Paragraph (6) (a) of the probate petition identifies petitioners/ respondents in their capacity as distributees as well as legatees pursuant to article fourth of the decedent’s will.

SCPA 1403 (a) requires process to issue to “[t]he distributees of the testator.” The probate petition shall include the names and post office addresses “of all of the persons required to be cited and all of the legatees, devisees and fiduciaries named in the will or any other will so filed.” (SCPA 1402 [2].) The purpose in identifying petitioners/respondents as distributees and legatees was to comply with the mandatory language of the SCPA so that the court would know the identity of the beneficiaries named in decedent’s will and her lawful heirs for descent and distribution purposes (EPTL 4-1.1) in the event of a failed probate.
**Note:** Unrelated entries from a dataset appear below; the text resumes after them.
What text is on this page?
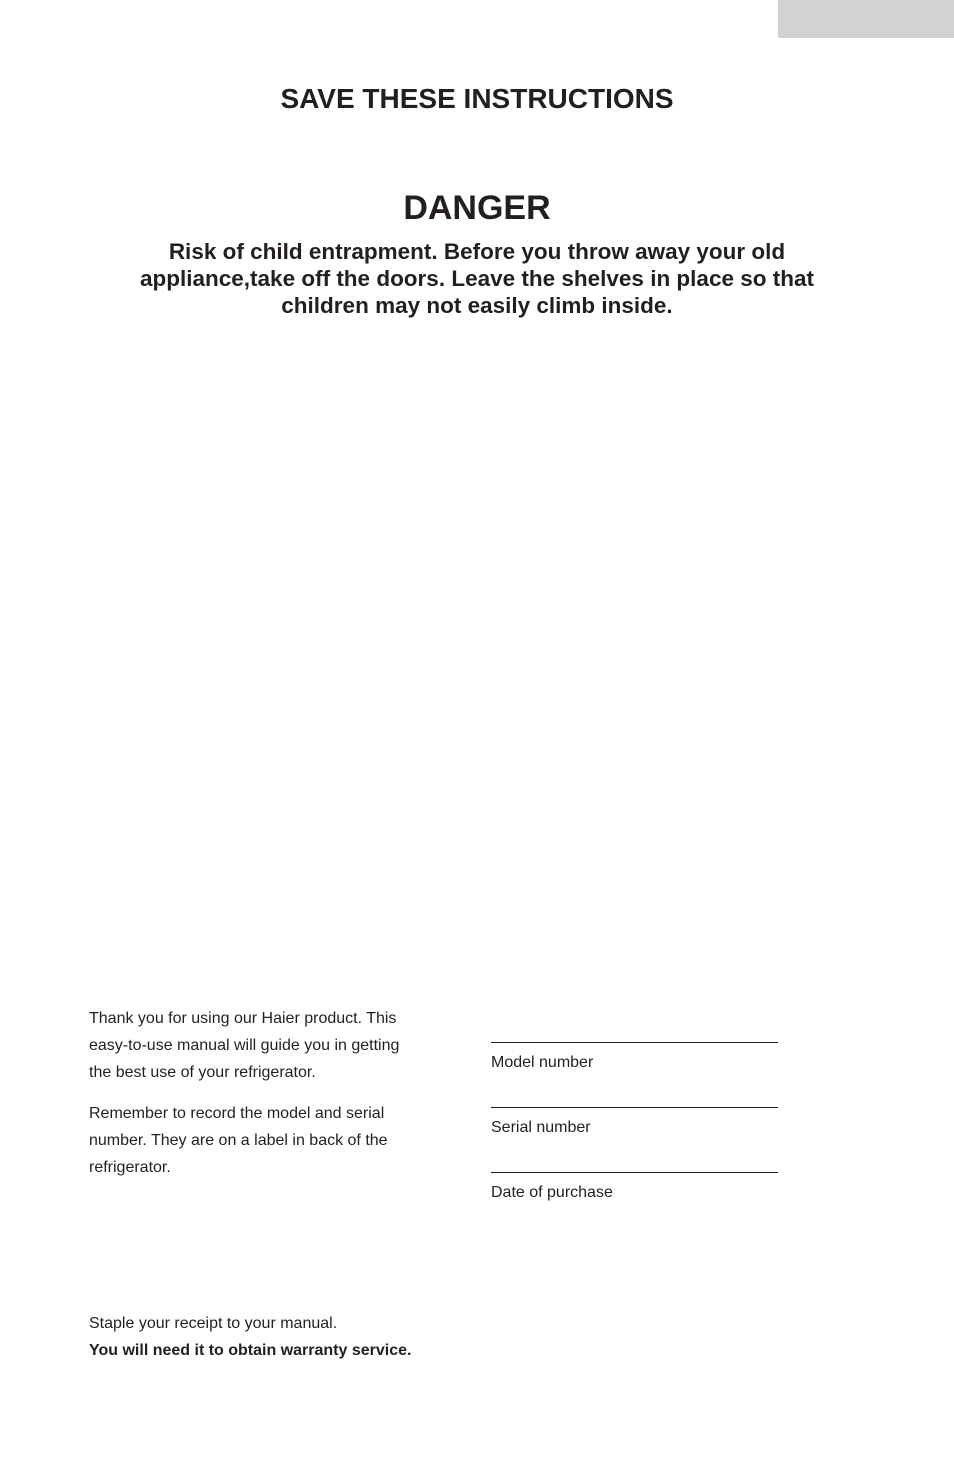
SAVE THESE INSTRUCTIONS
DANGER

Risk of child entrapment. Before you throw away your old
appliance,take off the doors. Leave the shelves in place so that
children may not easily climb inside.

Thank you for using our Haier product. This
easy-to-use manual will guide you in getting
the best use of your refrigerator.

Remember to record the model and serial
number. They are on a label in back of the
refrigerator.

Model number
Serial number
Date of purchase
Staple your receipt to your manual.
You will need it to obtain warranty service.
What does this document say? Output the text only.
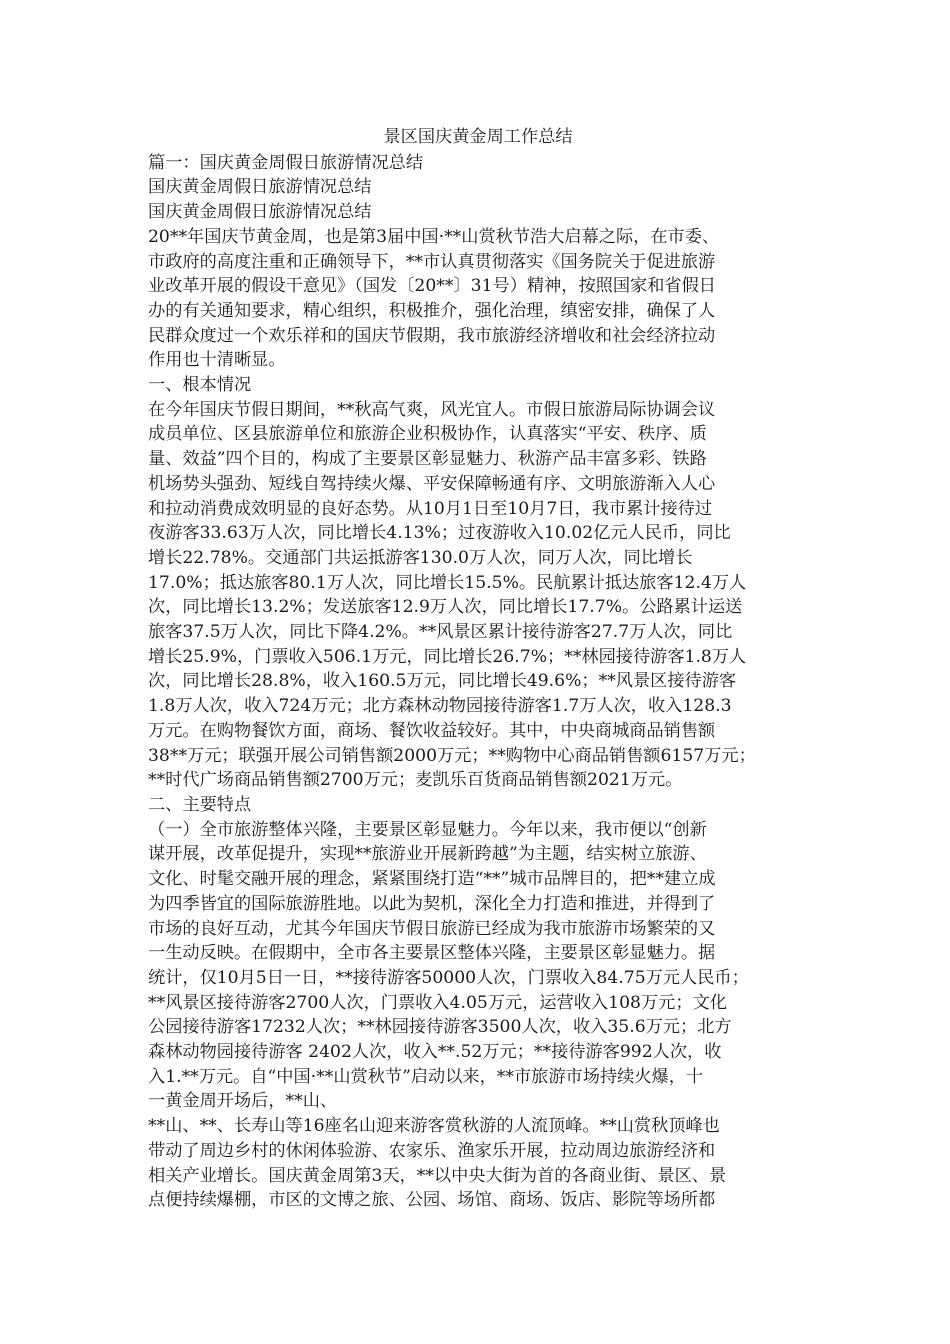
景区国庆黄金周工作总结
篇一：国庆黄金周假日旅游情况总结
国庆黄金周假日旅游情况总结
国庆黄金周假日旅游情况总结
20**年国庆节黄金周，也是第3届中国·**山赏秋节浩大启幕之际，在市委、
市政府的高度注重和正确领导下，**市认真贯彻落实《国务院关于促进旅游
业改革开展的假设干意见》（国发〔20**〕31号）精神，按照国家和省假日
办的有关通知要求，精心组织，积极推介，强化治理，缜密安排，确保了人
民群众度过一个欢乐祥和的国庆节假期，我市旅游经济增收和社会经济拉动
作用也十清晰显。
一、根本情况
在今年国庆节假日期间，**秋高气爽，风光宜人。市假日旅游局际协调会议
成员单位、区县旅游单位和旅游企业积极协作，认真落实“平安、秩序、质
量、效益”四个目的，构成了主要景区彰显魅力、秋游产品丰富多彩、铁路
机场势头强劲、短线自驾持续火爆、平安保障畅通有序、文明旅游渐入人心
和拉动消费成效明显的良好态势。从10月1日至10月7日，我市累计接待过
夜游客33.63万人次，同比增长4.13%；过夜游收入10.02亿元人民币，同比
增长22.78%。交通部门共运抵游客130.0万人次，同万人次，同比增长
17.0%；抵达旅客80.1万人次，同比增长15.5%。民航累计抵达旅客12.4万人
次，同比增长13.2%；发送旅客12.9万人次，同比增长17.7%。公路累计运送
旅客37.5万人次，同比下降4.2%。**风景区累计接待游客27.7万人次，同比
增长25.9%，门票收入506.1万元，同比增长26.7%；**林园接待游客1.8万人
次，同比增长28.8%，收入160.5万元，同比增长49.6%；**风景区接待游客
1.8万人次，收入724万元；北方森林动物园接待游客1.7万人次，收入128.3
万元。在购物餐饮方面，商场、餐饮收益较好。其中，中央商城商品销售额
38**万元；联强开展公司销售额2000万元；**购物中心商品销售额6157万元；
**时代广场商品销售额2700万元；麦凯乐百货商品销售额2021万元。
二、主要特点
（一）全市旅游整体兴隆，主要景区彰显魅力。今年以来，我市便以“创新
谋开展，改革促提升，实现**旅游业开展新跨越”为主题，结实树立旅游、
文化、时髦交融开展的理念，紧紧围绕打造“**”城市品牌目的，把**建立成
为四季皆宜的国际旅游胜地。以此为契机，深化全力打造和推进，并得到了
市场的良好互动，尤其今年国庆节假日旅游已经成为我市旅游市场繁荣的又
一生动反映。在假期中，全市各主要景区整体兴隆，主要景区彰显魅力。据
统计，仅10月5日一日，**接待游客50000人次，门票收入84.75万元人民币；
**风景区接待游客2700人次，门票收入4.05万元，运营收入108万元；文化
公园接待游客17232人次；**林园接待游客3500人次，收入35.6万元；北方
森林动物园接待游客 2402人次，收入**.52万元；**接待游客992人次，收
入1.**万元。自“中国·**山赏秋节”启动以来，**市旅游市场持续火爆，十
一黄金周开场后，**山、
**山、**、长寿山等16座名山迎来游客赏秋游的人流顶峰。**山赏秋顶峰也
带动了周边乡村的休闲体验游、农家乐、渔家乐开展，拉动周边旅游经济和
相关产业增长。国庆黄金周第3天，**以中央大街为首的各商业街、景区、景
点便持续爆棚，市区的文博之旅、公园、场馆、商场、饭店、影院等场所都
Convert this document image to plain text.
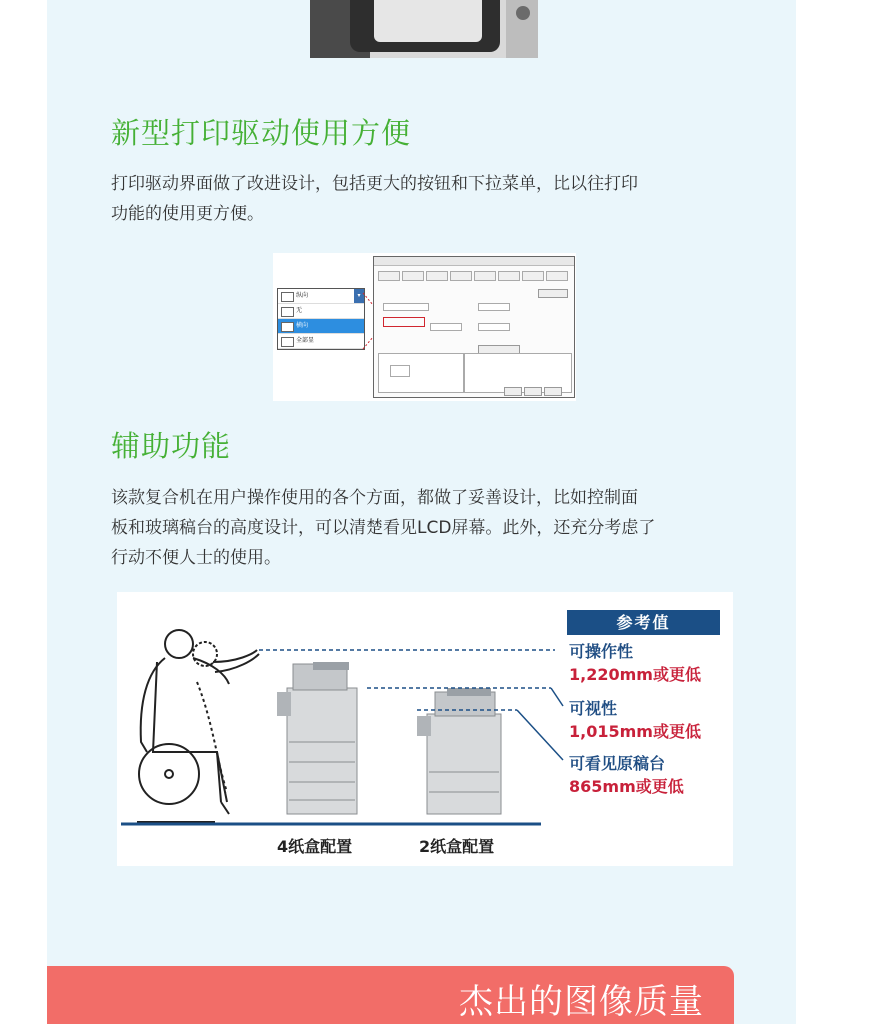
新型打印驱动使用方便
打印驱动界面做了改进设计，包括更大的按钮和下拉菜单，比以往打印
功能的使用更方便。
纵向	▾
无
横向
全部显
辅助功能
该款复合机在用户操作使用的各个方面，都做了妥善设计，比如控制面
板和玻璃稿台的高度设计，可以清楚看见LCD屏幕。此外，还充分考虑了
行动不便人士的使用。
参考值
可操作性
1,220mm或更低
可视性
1,015mm或更低
可看见原稿台
865mm或更低
4纸盒配置	2纸盒配置
杰出的图像质量
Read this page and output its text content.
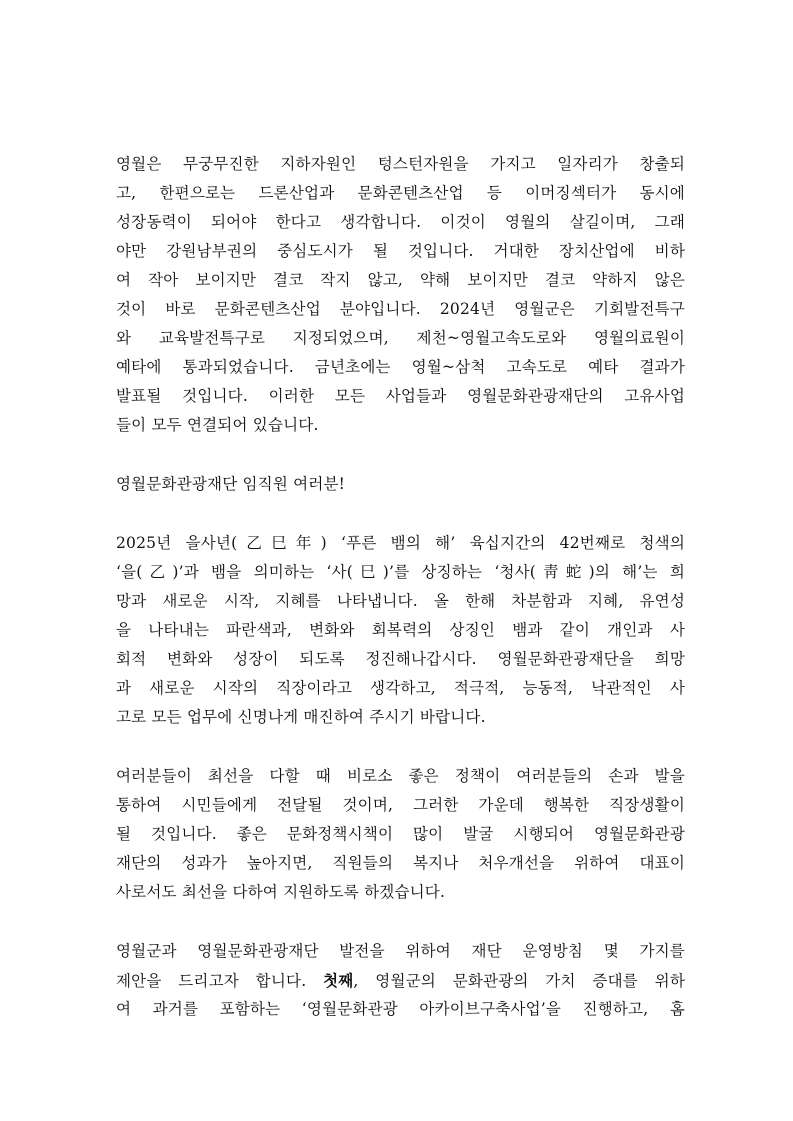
영월은 무궁무진한 지하자원인 텅스턴자원을 가지고 일자리가 창출되
고, 한편으로는 드론산업과 문화콘텐츠산업 등 이머징섹터가 동시에
성장동력이 되어야 한다고 생각합니다. 이것이 영월의 살길이며, 그래
야만 강원남부권의 중심도시가 될 것입니다. 거대한 장치산업에 비하
여 작아 보이지만 결코 작지 않고, 약해 보이지만 결코 약하지 않은
것이 바로 문화콘텐츠산업 분야입니다. 2024년 영월군은 기회발전특구
와 교육발전특구로 지정되었으며, 제천~영월고속도로와 영월의료원이
예타에 통과되었습니다. 금년초에는 영월~삼척 고속도로 예타 결과가
발표될 것입니다. 이러한 모든 사업들과 영월문화관광재단의 고유사업
들이 모두 연결되어 있습니다.
영월문화관광재단 임직원 여러분!
2025년 을사년(乙巳年) ‘푸른 뱀의 해’ 육십지간의 42번째로 청색의
‘을(乙)’과 뱀을 의미하는 ‘사(巳)’를 상징하는 ‘청사(靑蛇)의 해’는 희
망과 새로운 시작, 지혜를 나타냅니다. 올 한해 차분함과 지혜, 유연성
을 나타내는 파란색과, 변화와 회복력의 상징인 뱀과 같이 개인과 사
회적 변화와 성장이 되도록 정진해나갑시다. 영월문화관광재단을 희망
과 새로운 시작의 직장이라고 생각하고, 적극적, 능동적, 낙관적인 사
고로 모든 업무에 신명나게 매진하여 주시기 바랍니다.
여러분들이 최선을 다할 때 비로소 좋은 정책이 여러분들의 손과 발을
통하여 시민들에게 전달될 것이며, 그러한 가운데 행복한 직장생활이
될 것입니다. 좋은 문화정책시책이 많이 발굴 시행되어 영월문화관광
재단의 성과가 높아지면, 직원들의 복지나 처우개선을 위하여 대표이
사로서도 최선을 다하여 지원하도록 하겠습니다.
영월군과 영월문화관광재단 발전을 위하여 재단 운영방침 몇 가지를
제안을 드리고자 합니다. 첫째, 영월군의 문화관광의 가치 증대를 위하
여 과거를 포함하는 ‘영월문화관광 아카이브구축사업’을 진행하고, 홈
The petitioners/respondents were barred as a matter of law from challenging the validity of their grandmother’s will by the 1986 settlement agreement. The in terrorem clause in paragraph ninth of the decedent’s will was prompted once the petitioners/respondents engaged in concerted legal proceedings in response to the executors’ motion for issuance of letters *766testamentary rather than voluntarily withdrawing from any further preobjection discovery.

22 NYCRR 130-1.1 permits this court to award costs and to impose sanctions against any party or attorney who engages in frivolous conduct. 22 NYCRR 130-1.1 (c) provides that conduct is frivolous if:

“(1) it is completely without merit in law and cannot be supported by a reasonable argument for an extension, modification or reversal of existing law;
“(2) it is undertaken primarily to delay or prolong the resolution of the litigation, or to harass or maliciously injure another; or
“(3) it asserts material factual statements that are false.”

None of the cited examples of sanctionable conduct applies here. The issue decided today is novel. It is one of law and requires careful consideration. There is a difference between conduct which is shallow in nature and bereft of merit versus contentious legal proceedings based upon discordant legal interpretations.